In this digital age of email, social networking sites, and texting, the good old Adventist Grapevine moves with astonishing speed.
What is it, I have so often wondered, that makes us no less—and perhaps even more—susceptible than others to the sensational? Why do we seem to thrive on the adrenaline rush of the latest iteration of Adventism’s end-time version of the color-coded national security chart? Yes, the end is nearer by one day at this moment than it was 24 hours ago. And yes, we are Adventists, who believe in the relative imminence of the Second Coming.

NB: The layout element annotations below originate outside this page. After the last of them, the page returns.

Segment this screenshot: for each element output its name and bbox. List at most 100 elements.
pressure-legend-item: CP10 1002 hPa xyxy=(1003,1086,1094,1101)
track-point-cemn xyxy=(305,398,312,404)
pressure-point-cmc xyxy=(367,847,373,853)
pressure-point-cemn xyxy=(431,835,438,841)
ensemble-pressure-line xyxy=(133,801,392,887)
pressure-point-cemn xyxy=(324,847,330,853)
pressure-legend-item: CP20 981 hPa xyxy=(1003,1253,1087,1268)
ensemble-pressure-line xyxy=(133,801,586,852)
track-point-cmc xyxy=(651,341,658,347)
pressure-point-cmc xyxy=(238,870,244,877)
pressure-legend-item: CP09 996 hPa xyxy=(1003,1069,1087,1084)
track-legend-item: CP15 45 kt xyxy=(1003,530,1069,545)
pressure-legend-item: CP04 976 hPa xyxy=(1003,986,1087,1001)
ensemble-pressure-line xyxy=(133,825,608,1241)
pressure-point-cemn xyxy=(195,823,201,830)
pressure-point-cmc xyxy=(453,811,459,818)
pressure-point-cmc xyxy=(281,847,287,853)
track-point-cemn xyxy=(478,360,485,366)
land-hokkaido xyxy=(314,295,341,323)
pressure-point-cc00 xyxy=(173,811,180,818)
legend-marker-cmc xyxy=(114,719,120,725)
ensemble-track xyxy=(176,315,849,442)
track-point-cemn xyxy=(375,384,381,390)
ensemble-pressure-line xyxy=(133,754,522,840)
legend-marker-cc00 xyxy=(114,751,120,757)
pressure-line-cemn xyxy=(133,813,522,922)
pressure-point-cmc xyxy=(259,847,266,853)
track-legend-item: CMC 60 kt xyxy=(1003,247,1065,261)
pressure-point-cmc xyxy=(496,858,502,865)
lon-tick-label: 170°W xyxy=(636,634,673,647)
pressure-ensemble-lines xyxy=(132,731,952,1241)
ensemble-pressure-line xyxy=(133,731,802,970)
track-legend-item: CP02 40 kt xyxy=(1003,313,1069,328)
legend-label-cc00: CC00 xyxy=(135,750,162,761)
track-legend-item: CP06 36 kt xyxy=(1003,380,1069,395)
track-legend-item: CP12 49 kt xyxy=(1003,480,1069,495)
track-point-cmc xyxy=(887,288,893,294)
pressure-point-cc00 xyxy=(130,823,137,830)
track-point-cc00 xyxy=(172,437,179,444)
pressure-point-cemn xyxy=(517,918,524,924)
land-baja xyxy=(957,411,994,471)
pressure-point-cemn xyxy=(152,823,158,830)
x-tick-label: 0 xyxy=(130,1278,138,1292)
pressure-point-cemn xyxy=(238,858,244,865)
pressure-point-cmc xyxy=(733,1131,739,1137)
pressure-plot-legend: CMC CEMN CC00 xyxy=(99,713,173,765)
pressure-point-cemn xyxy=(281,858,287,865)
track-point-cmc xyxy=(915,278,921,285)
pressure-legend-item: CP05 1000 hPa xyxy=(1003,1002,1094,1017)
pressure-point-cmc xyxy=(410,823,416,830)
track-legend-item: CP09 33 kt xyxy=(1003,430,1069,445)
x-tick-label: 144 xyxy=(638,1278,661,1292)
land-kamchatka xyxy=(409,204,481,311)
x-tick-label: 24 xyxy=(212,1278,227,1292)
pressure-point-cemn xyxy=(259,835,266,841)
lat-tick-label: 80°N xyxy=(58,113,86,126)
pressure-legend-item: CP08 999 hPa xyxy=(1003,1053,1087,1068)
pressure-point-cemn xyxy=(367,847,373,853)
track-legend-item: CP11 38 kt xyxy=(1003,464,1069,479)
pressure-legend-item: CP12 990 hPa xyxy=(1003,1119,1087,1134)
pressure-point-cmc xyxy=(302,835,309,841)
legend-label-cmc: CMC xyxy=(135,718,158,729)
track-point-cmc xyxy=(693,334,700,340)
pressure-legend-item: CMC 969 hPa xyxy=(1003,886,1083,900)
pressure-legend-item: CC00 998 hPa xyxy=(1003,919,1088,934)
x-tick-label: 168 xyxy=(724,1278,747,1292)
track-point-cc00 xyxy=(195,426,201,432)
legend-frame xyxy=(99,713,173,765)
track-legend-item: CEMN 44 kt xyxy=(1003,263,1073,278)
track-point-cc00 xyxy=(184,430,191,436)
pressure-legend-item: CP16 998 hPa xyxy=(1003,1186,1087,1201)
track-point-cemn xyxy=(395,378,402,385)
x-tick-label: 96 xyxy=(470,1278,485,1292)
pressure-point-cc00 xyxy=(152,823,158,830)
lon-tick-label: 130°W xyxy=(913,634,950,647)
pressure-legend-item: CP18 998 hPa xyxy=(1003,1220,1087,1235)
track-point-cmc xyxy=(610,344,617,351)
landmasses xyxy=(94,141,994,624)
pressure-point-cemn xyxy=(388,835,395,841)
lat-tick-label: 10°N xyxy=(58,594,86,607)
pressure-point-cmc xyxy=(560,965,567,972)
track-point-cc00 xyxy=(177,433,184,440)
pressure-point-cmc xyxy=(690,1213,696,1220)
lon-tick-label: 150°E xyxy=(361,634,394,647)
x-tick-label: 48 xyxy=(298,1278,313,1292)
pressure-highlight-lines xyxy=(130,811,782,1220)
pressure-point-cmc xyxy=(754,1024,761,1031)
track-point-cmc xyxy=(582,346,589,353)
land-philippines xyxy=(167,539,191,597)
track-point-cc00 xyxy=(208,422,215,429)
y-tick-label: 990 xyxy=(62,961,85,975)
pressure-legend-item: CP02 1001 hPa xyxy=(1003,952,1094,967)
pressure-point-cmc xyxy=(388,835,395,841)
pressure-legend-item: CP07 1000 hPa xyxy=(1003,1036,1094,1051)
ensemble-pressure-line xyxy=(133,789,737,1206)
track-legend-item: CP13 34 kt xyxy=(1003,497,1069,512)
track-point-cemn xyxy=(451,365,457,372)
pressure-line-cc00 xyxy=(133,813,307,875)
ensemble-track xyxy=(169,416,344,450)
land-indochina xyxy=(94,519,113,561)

But that does not mean we should live in a state of perpetual red alert or extended and unrelieved near-panic?
There is something that could be called “alert fatigue.” There is such a thing as a little boy crying wolf too often to be taken seriously anymore.
Perhaps, like some Christians of a more charismatic inclination whom Adventists sometimes charge with a hyper-emotional, sensation-seeking religion, this church is also not immune to the lure of a religion that makes the blood race and the heart pound.
Yet not only does this risk emotion leaving reason and careful examination behind, it also charts a far different path from that forged by the One who lived with perfect, steady calm at His center and found power not in the induced frenzy of the latest electrifying gossip but in nights spent in prayer and quiet meditation.